The group said it would consolidate its investments in Capitec Bank and PSG Konsult and other investments in Evergreen and Stadio to shore up its performance against the low economic growth.
Stadio was spun off from private education group Curro and listed separately on the JSE last year.
The company said Capitec increased its headline earnings per share (Heps) 18 percent growth for the year ending on February, while PSG Konsult recorded a 16 percent increase in Heps during the period.
PSG holds 30.7 percent stake in Capitec and 61.5 percent in PSG Konsult.

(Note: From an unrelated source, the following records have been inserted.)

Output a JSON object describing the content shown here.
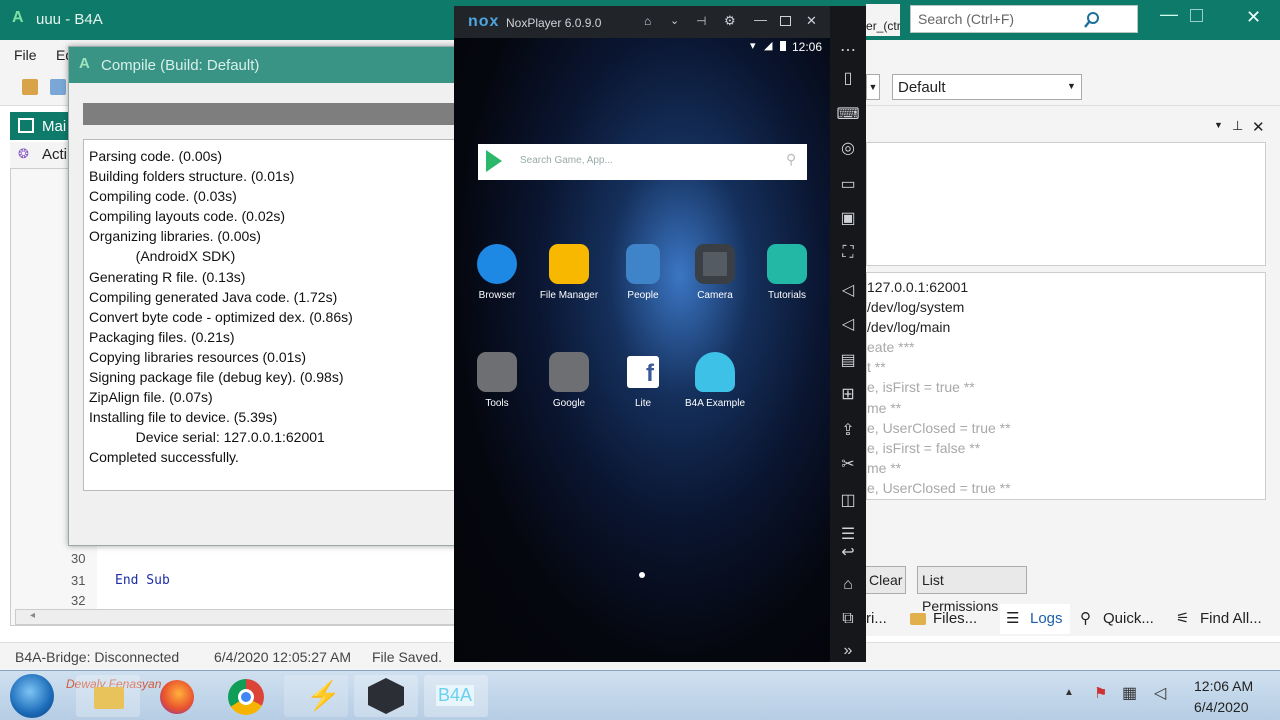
{
  "b4a": {
    "window_title": "uuu - B4A",
    "menu": [
      "File",
      "Ed"
    ],
    "tab_main": "Mai",
    "tab_activity": "Acti",
    "search_placeholder": "Search (Ctrl+F)",
    "designer_tab": "signer_(ctrl",
    "config_select": "Default",
    "code_lines": [
      {
        "num": "30",
        "text": ""
      },
      {
        "num": "31",
        "text": "End Sub"
      },
      {
        "num": "32",
        "text": ""
      }
    ],
    "logs": [
      "127.0.0.1:62001",
      "/dev/log/system",
      "/dev/log/main",
      "eate ***",
      "t **",
      "e, isFirst = true **",
      "me **",
      "e, UserClosed = true **",
      "e, isFirst = false **",
      "me **",
      "e, UserClosed = true **"
    ],
    "buttons": {
      "clear": "Clear",
      "list_permissions": "List Permissions"
    },
    "bottom_tabs": [
      "ri...",
      "Files...",
      "Logs",
      "Quick...",
      "Find All..."
    ],
    "status": {
      "bridge": "B4A-Bridge: Disconnected",
      "time": "6/4/2020 12:05:27 AM",
      "saved": "File Saved."
    }
  },
  "compile": {
    "title": "Compile (Build: Default)",
    "log": [
      "Parsing code.    (0.00s)",
      "Building folders structure.    (0.01s)",
      "Compiling code.    (0.03s)",
      "Compiling layouts code.    (0.02s)",
      "Organizing libraries.    (0.00s)",
      "            (AndroidX SDK)",
      "Generating R file.    (0.13s)",
      "Compiling generated Java code.    (1.72s)",
      "Convert byte code - optimized dex.    (0.86s)",
      "Packaging files.    (0.21s)",
      "Copying libraries resources    (0.01s)",
      "Signing package file (debug key).    (0.98s)",
      "ZipAlign file.    (0.07s)",
      "Installing file to device.    (5.39s)",
      "            Device serial: 127.0.0.1:62001",
      "Completed successfully."
    ]
  },
  "nox": {
    "logo": "nox",
    "title": "NoxPlayer 6.0.9.0",
    "clock": "12:06",
    "search_placeholder": "Search Game, App...",
    "apps_row1": [
      "Browser",
      "File Manager",
      "People",
      "Camera",
      "Tutorials"
    ],
    "apps_row2": [
      "Tools",
      "Google",
      "Lite",
      "B4A Example"
    ],
    "colors": {
      "browser": "#1e88e5",
      "files": "#f9b800",
      "people": "#3f83c8",
      "camera": "#555b63",
      "tutorials": "#22b8a5",
      "folder": "#6d6f73",
      "facebook": "#ffffff",
      "b4a": "#3ec1e6"
    }
  },
  "taskbar": {
    "watermark": "Dewaly Fenasyan",
    "b4a_label": "B4A",
    "clock_time": "12:06 AM",
    "clock_date": "6/4/2020"
  }
}
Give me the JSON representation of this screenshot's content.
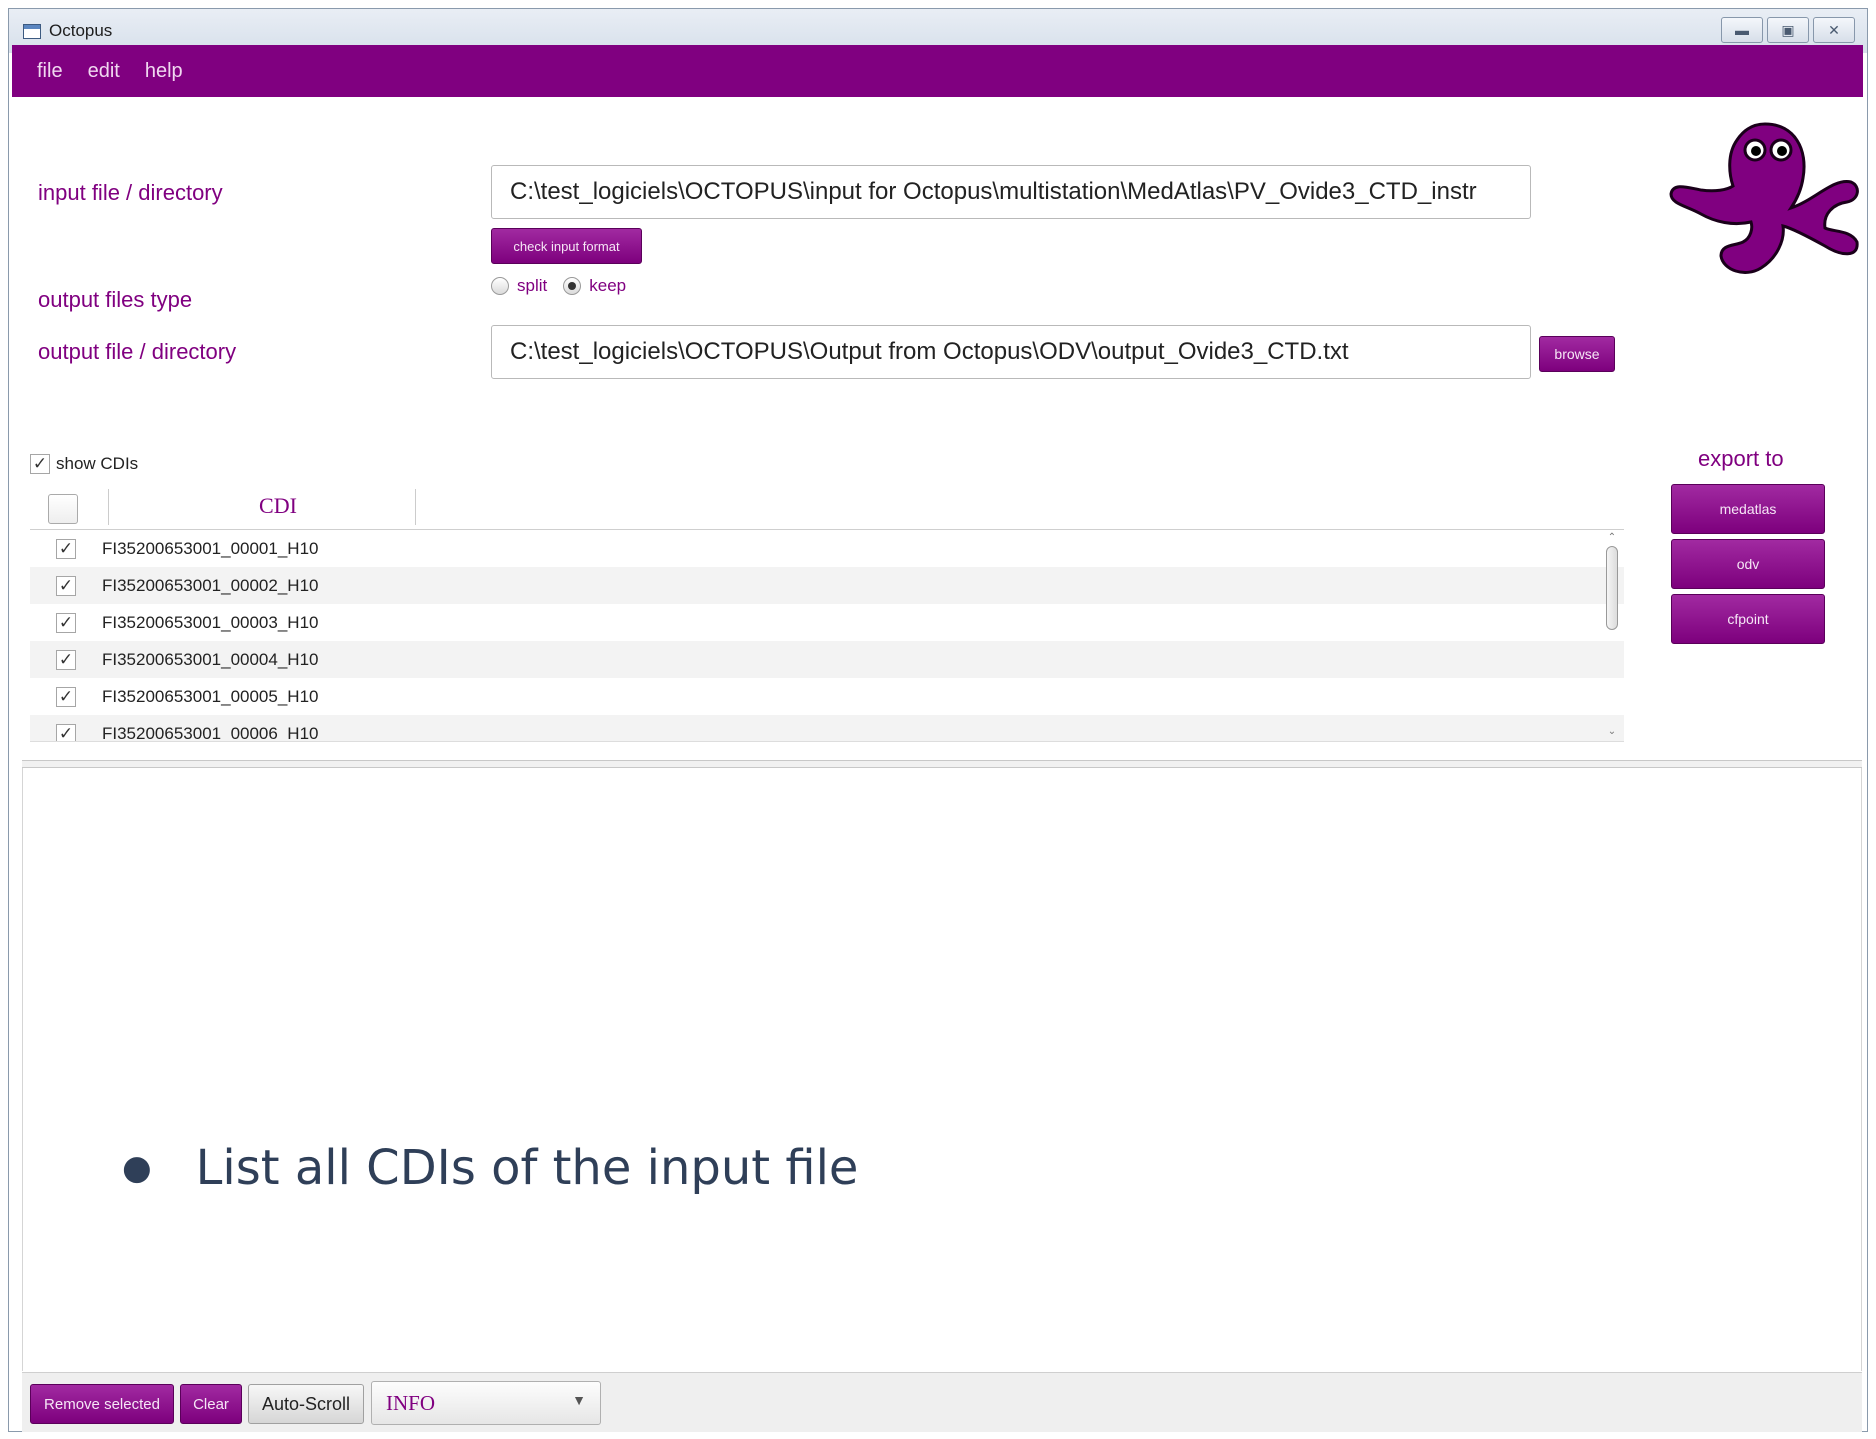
{
  "window": {
    "title": "Octopus",
    "buttons": [
      "minimize",
      "maximize",
      "close"
    ]
  },
  "menu": {
    "items": [
      "file",
      "edit",
      "help"
    ]
  },
  "form": {
    "input_label": "input file / directory",
    "input_value": "C:\\test_logiciels\\OCTOPUS\\input for Octopus\\multistation\\MedAtlas\\PV_Ovide3_CTD_instr",
    "check_button": "check input format",
    "output_type_label": "output files type",
    "output_type_options": [
      "split",
      "keep"
    ],
    "output_type_selected": "keep",
    "output_label": "output file / directory",
    "output_value": "C:\\test_logiciels\\OCTOPUS\\Output from Octopus\\ODV\\output_Ovide3_CTD.txt",
    "browse_button": "browse"
  },
  "cdi": {
    "show_label": "show CDIs",
    "show_checked": true,
    "column_header": "CDI",
    "rows": [
      {
        "name": "FI35200653001_00001_H10",
        "checked": true
      },
      {
        "name": "FI35200653001_00002_H10",
        "checked": true
      },
      {
        "name": "FI35200653001_00003_H10",
        "checked": true
      },
      {
        "name": "FI35200653001_00004_H10",
        "checked": true
      },
      {
        "name": "FI35200653001_00005_H10",
        "checked": true
      },
      {
        "name": "FI35200653001_00006_H10",
        "checked": true
      }
    ]
  },
  "export": {
    "label": "export to",
    "buttons": [
      "medatlas",
      "odv",
      "cfpoint"
    ]
  },
  "log": {
    "bullet_text": "List all CDIs of the input file"
  },
  "bottom": {
    "remove_selected": "Remove selected",
    "clear": "Clear",
    "auto_scroll": "Auto-Scroll",
    "level": "INFO"
  },
  "colors": {
    "accent": "#800080",
    "menubar": "#800080",
    "octopus": "#800080"
  },
  "icons": [
    "window-app-icon",
    "minimize-icon",
    "maximize-icon",
    "close-icon",
    "octopus-logo",
    "checkmark-icon",
    "chevron-down-icon"
  ]
}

The group has a diverse range of underlying investments in banking, education, financial services and food and related business, as well as early-stage investments in selected growth sectors.
Chief executive Piet Mouton said the group’s investee companies were well capitalised with conservative gearing.
Mouton said the group’s portfolio remained well positioned to continue yielding above-average returns.
“This bodes well for future growth, particularly for when there is an uptick in the economy,” Mouton.
“The group’s existing core businesses are all well positioned for further growth.”
PSG owns a 55.4 percent in private education group Curro.
The group also acquired a 50 percent stake in retirement village developer Evergreen Lifestyle through its subsidiary PSG Alpha for R657 million.
“We are satisfied with the investments we have made so far and we have no intention to make any in the next year or so. We want to consolidate Stadio and Evergreen to the existing portfolio.
“However, we continue to be on the lookout if something comes up,” Mouton said.
Capitec remains PSG Group’s largest investment, comprising 51 percent of the total sum-of-the-parts assets.
The bank remains the major contributor to the company’s recurring earnings.
PSG Group reported a 7 percent increase in recurring earnings per share to R9.94 a share, up from R9.27 recorded during the corresponding period last year.
“The results are satisfactory, considering that Zeder Investments had a tough year following a drought in the Western Cape,” he said.
The group’s SOTP value, of which more than 90 percent is calculated using JSE-listed share prices, while other investments are included at market-related valuations, amounted to R255.17 per PSG Group share as at the end of February, representing a 6 percent increase, compared with last year.
The group declared a final dividend of 277 cents a share, up from 250c to take a total dividend to 415c, which represents an 11 percent increase on the year earlier.
PSG Group declined 0.67 percent on the JSE yesterday to close at R222.89.